Ethical AI efforts on positive corporate trajectory, finds study

A new study finds that ethical considerations are a growing part of enterprise thinking when dealing with artificial intelligence.

A major new report has found that AI now has a real impact on peoples’ lives which highlights the importance of having a strong ethical framework surrounding its use.

It found that 92% of AI leaders train their technologists in ethics, while 74% evaluate AI outcomes weekly, highlighting that business leaders are taking steps to ensure responsible use of AI within their organisations. Most AI adopters – which now account for 72 percent of organisations globally – conduct ethics training for their technologists (70%) and have ethics committees in place to review the use of AI (63%).
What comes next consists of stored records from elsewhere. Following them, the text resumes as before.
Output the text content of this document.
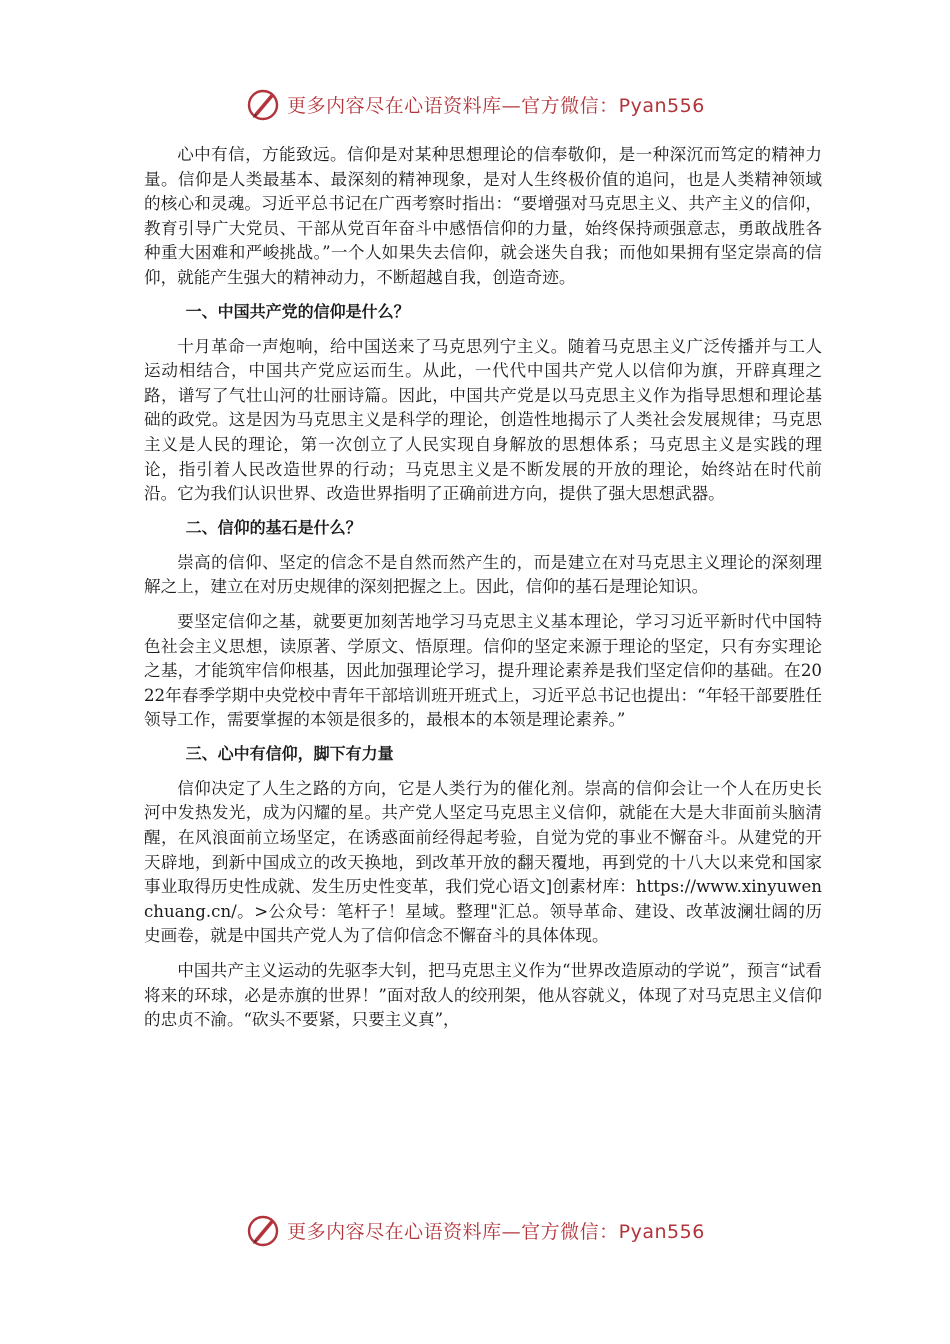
更多内容尽在心语资料库—官方微信：Pyan556

心中有信，方能致远。信仰是对某种思想理论的信奉敬仰，是一种深沉而笃定的精神力量。信仰是人类最基本、最深刻的精神现象，是对人生终极价值的追问，也是人类精神领域的核心和灵魂。习近平总书记在广西考察时指出：“要增强对马克思主义、共产主义的信仰，教育引导广大党员、干部从党百年奋斗中感悟信仰的力量，始终保持顽强意志，勇敢战胜各种重大困难和严峻挑战。”一个人如果失去信仰，就会迷失自我；而他如果拥有坚定崇高的信仰，就能产生强大的精神动力，不断超越自我，创造奇迹。

一、中国共产党的信仰是什么？

十月革命一声炮响，给中国送来了马克思列宁主义。随着马克思主义广泛传播并与工人运动相结合，中国共产党应运而生。从此，一代代中国共产党人以信仰为旗，开辟真理之路，谱写了气壮山河的壮丽诗篇。因此，中国共产党是以马克思主义作为指导思想和理论基础的政党。这是因为马克思主义是科学的理论，创造性地揭示了人类社会发展规律；马克思主义是人民的理论，第一次创立了人民实现自身解放的思想体系；马克思主义是实践的理论，指引着人民改造世界的行动；马克思主义是不断发展的开放的理论，始终站在时代前沿。它为我们认识世界、改造世界指明了正确前进方向，提供了强大思想武器。

二、信仰的基石是什么？

崇高的信仰、坚定的信念不是自然而然产生的，而是建立在对马克思主义理论的深刻理解之上，建立在对历史规律的深刻把握之上。因此，信仰的基石是理论知识。

要坚定信仰之基，就要更加刻苦地学习马克思主义基本理论，学习习近平新时代中国特色社会主义思想，读原著、学原文、悟原理。信仰的坚定来源于理论的坚定，只有夯实理论之基，才能筑牢信仰根基，因此加强理论学习，提升理论素养是我们坚定信仰的基础。在2022年春季学期中央党校中青年干部培训班开班式上，习近平总书记也提出：“年轻干部要胜任领导工作，需要掌握的本领是很多的，最根本的本领是理论素养。”

三、心中有信仰，脚下有力量

信仰决定了人生之路的方向，它是人类行为的催化剂。崇高的信仰会让一个人在历史长河中发热发光，成为闪耀的星。共产党人坚定马克思主义信仰，就能在大是大非面前头脑清醒，在风浪面前立场坚定，在诱惑面前经得起考验，自觉为党的事业不懈奋斗。从建党的开天辟地，到新中国成立的改天换地，到改革开放的翻天覆地，再到党的十八大以来党和国家事业取得历史性成就、发生历史性变革，我们党心语文]创素材库：https://www.xinyuwenchuang.cn/。>公众号：笔杆子！星域。整理"汇总。领导革命、建设、改革波澜壮阔的历史画卷，就是中国共产党人为了信仰信念不懈奋斗的具体体现。

中国共产主义运动的先驱李大钊，把马克思主义作为“世界改造原动的学说”，预言“试看将来的环球，必是赤旗的世界！”面对敌人的绞刑架，他从容就义，体现了对马克思主义信仰的忠贞不渝。“砍头不要紧，只要主义真”，

更多内容尽在心语资料库—官方微信：Pyan556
The study - AI Momentum, Maturity and Models for Success - was conducted together by SAS, Accenture Applied Intelligence, Intel and Forbes Insights involving a global survey among 305 business leaders, more than half of them chief information officers, chief technology offers, and chief analytics officers.

“Organizations have begun addressing concerns and aberrations that AI has been known to cause, such as biased and unfair treatment of people,” said Rumman Chowdhury, Responsible AI Lead at Accenture Applied Intelligence. “These are positive steps; however, organizations need to move beyond directional AI ethics codes that are in the spirit of the Hippocratic Oath to ‘do no harm’. They need to provide prescriptive, specific and technical guidelines to develop AI systems that are secure, transparent, explainable, and accountable – to avoid unintended consequences and compliance challenges that can be harmful to individuals, businesses, and society. Data scientists are hungry for these guidelines.”

Besides ethical issues, faulty AI output can cause repercussions, so it is for these reasons also in business interests to make sure of good ptractices, the report stated.

Despite popular messages suggesting AI operates independently of human intervention, the research shows that AI leaders recognise that oversight is not optional for these technologies. Nearly three-quarters (74 percent) of AI leaders reported careful oversight with at least weekly review or evaluation of outcomes (less successful AI adopters: 33 percent).

AI leaders also recognise the strong connection between analytics and their AI success, according to the report. Those who have deployed AI recognise that success in AI is success in analytics; for them, analytics has achieved a central role in AI.

Still, the report states that oversight processes have a long way to go before they catch up with advances in AI technology.